In “Dismantling the Violent Discourse if the State of Israel:  On Zionism, Palestinian Liberation, and the Power of Language,” Ramzy Baroud and Romana Rubeo explain that “utilizing positive language to frame horrific historical events is a core element in the historical discourses of colonialism and neocolonialism.”

Their article concludes with the need for “Palestinians to challenge the Zionist discourse and eventually  claim their own narrative as part of their ongoing struggle for liberation and, ultimately, decolonization.”

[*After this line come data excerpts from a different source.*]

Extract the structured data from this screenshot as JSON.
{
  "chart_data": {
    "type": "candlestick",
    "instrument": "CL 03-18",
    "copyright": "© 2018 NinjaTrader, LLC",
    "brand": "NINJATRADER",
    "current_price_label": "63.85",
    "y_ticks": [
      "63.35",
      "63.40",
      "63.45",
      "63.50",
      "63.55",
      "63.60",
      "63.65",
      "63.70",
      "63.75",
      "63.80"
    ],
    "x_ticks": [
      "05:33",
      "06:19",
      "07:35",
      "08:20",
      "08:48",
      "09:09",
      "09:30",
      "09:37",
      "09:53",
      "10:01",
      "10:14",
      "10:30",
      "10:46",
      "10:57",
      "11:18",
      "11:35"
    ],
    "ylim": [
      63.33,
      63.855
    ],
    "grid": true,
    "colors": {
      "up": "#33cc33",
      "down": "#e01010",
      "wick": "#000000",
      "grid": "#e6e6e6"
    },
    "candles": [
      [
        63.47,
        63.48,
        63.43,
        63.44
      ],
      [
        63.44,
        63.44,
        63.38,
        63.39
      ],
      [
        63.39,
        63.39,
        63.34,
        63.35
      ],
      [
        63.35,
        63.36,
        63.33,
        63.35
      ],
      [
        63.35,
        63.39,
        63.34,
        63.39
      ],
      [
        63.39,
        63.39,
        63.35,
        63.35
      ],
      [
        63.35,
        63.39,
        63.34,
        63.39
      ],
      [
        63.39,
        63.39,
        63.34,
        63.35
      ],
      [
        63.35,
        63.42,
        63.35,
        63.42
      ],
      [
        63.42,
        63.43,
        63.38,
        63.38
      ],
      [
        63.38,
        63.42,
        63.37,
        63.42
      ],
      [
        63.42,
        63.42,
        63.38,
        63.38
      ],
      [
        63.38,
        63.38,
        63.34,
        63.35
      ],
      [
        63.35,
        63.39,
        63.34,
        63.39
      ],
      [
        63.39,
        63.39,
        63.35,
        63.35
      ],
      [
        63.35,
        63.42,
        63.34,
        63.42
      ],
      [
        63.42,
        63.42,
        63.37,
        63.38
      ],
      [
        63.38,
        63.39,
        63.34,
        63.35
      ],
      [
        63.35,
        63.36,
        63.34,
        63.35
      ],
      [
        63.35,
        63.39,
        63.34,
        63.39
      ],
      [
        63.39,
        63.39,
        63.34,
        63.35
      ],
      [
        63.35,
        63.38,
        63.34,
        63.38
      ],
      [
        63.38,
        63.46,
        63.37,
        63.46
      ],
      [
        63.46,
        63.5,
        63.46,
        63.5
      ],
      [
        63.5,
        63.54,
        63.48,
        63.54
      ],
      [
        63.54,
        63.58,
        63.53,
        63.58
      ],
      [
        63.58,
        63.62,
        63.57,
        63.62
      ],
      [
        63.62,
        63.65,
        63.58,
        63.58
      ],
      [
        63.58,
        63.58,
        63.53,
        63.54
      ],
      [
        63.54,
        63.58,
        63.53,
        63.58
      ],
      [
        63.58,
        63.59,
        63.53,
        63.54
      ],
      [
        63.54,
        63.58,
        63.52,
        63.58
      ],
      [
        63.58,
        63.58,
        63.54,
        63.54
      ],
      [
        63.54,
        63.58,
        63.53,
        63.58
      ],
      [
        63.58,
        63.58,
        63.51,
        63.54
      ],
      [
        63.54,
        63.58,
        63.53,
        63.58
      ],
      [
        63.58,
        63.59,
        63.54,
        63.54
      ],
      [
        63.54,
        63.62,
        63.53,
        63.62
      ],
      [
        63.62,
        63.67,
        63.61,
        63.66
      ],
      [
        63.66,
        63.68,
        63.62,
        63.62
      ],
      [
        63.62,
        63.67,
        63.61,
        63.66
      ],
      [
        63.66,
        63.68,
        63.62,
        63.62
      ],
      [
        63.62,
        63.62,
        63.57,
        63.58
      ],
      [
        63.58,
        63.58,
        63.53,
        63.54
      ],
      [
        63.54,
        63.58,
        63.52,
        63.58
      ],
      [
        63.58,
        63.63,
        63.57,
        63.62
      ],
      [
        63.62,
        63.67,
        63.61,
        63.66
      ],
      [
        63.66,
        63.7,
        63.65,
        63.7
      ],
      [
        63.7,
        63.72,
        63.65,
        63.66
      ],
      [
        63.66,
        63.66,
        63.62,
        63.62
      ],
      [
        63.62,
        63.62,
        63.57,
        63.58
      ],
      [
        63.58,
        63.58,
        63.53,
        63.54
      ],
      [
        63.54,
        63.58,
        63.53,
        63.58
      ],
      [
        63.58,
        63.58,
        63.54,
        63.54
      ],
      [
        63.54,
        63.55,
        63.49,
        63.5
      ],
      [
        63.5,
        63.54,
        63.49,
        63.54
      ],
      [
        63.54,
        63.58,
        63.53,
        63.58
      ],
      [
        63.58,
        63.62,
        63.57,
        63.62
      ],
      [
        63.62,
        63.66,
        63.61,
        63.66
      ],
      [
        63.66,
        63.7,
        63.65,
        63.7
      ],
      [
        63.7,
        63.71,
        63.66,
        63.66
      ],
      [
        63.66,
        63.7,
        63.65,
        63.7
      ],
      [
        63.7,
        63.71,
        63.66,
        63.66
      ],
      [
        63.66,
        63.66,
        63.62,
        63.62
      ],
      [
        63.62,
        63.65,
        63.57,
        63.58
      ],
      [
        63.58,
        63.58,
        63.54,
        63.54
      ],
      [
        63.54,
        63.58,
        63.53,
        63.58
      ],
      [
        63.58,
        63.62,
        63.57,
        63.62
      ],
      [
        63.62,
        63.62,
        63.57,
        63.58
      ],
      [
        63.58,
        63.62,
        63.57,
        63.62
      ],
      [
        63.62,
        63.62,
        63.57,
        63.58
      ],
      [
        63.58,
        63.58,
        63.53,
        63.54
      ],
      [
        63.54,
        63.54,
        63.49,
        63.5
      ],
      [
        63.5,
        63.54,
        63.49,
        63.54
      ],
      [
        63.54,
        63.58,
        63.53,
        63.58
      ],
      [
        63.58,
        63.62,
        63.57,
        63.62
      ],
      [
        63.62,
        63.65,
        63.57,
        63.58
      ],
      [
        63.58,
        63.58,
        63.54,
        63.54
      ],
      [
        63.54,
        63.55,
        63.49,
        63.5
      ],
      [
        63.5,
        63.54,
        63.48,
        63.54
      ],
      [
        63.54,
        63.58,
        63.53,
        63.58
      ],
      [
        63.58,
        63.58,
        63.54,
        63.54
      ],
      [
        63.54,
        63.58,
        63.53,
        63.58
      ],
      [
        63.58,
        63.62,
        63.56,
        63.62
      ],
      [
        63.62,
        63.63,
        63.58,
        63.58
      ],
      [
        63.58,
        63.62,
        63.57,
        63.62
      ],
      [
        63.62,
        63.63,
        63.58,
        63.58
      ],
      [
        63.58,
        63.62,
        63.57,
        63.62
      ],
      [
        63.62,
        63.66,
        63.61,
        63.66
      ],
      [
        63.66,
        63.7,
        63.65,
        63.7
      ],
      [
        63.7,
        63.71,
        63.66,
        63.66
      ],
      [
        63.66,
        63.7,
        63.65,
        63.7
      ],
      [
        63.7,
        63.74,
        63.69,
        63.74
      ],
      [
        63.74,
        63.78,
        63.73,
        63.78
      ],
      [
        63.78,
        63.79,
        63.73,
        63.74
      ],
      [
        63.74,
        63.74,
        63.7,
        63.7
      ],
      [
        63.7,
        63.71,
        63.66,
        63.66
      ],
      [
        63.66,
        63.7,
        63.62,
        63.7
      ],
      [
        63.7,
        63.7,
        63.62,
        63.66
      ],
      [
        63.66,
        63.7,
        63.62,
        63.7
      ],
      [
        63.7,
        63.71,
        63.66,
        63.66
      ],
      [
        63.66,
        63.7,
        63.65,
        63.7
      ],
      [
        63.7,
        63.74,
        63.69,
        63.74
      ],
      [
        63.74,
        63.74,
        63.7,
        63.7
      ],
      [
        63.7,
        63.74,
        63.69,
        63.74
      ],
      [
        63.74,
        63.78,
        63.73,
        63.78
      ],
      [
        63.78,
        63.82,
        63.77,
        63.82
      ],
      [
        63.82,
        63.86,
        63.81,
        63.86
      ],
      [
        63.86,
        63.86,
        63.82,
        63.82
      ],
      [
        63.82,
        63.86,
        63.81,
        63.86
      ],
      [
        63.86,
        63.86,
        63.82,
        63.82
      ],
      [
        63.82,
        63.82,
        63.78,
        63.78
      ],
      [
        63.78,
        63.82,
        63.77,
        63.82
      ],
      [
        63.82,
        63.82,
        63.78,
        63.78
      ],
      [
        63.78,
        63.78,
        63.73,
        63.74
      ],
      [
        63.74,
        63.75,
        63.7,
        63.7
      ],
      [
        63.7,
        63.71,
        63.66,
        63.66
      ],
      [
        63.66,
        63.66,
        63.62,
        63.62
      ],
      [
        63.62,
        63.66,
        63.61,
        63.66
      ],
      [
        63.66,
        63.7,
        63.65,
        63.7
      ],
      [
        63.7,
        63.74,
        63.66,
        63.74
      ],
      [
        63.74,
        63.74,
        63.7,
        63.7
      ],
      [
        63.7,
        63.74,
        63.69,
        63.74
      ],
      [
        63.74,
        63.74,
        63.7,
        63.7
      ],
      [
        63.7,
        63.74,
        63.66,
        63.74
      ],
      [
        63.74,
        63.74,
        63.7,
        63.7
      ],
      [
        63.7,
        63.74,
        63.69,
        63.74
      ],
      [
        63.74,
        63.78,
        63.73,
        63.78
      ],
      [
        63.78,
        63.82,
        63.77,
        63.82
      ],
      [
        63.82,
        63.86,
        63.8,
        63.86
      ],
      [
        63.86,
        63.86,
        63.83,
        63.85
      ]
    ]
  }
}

In this version, “Israeli” trauma from World War II can be cited as an explanation for their behavior in 1948 and afterward, but not as an excuse, as it is so often used. Though generational trauma exists, in this case it is used to reverse “Israel’s” role to that of victim rather than a settler colonial state, following in the footsteps of their benefactor, the United States.

In an interview with Pluto Press, Baroud reiterates that “no one is more qualified to speak for Palestinians, but Palestinians themselves, especially the refugees amongst them – those who have paid the heaviest price for Israeli atrocities, and whose collective identity is shaped by seven decades of a relentless fight for freedom.”

Baroud understands quite well, having grown up in Nuseirat camp. Although his homeplace has been the site of relentless massacres, he also wants to stress that his was “a life that was fully lived, memories that cannot be forgotten, and a future of freedom and dignity that is waiting to take shape.”

“Will the liberal and credible media accompany this transformation and change gear to embrace our narrative?” asks Jejan Helu, once a pioneer in the Palestinian National struggle and women’s liberation movement. “Will the Palestinian narrative find Safe Haven at last?”

Through a new generation of Palestinian resisters, hers is a question that at long last is finding an answer.

– Benay Blend earned her doctorate in American Studies from the University of New Mexico. Her scholarly works include Douglas Vakoch and Sam Mickey, Eds. (2017), “’Neither Homeland Nor Exile are Words’: ‘Situated Knowledge’ in the Works of Palestinian and Native American Writers”. She contributed this article to The Palestine Chronicle.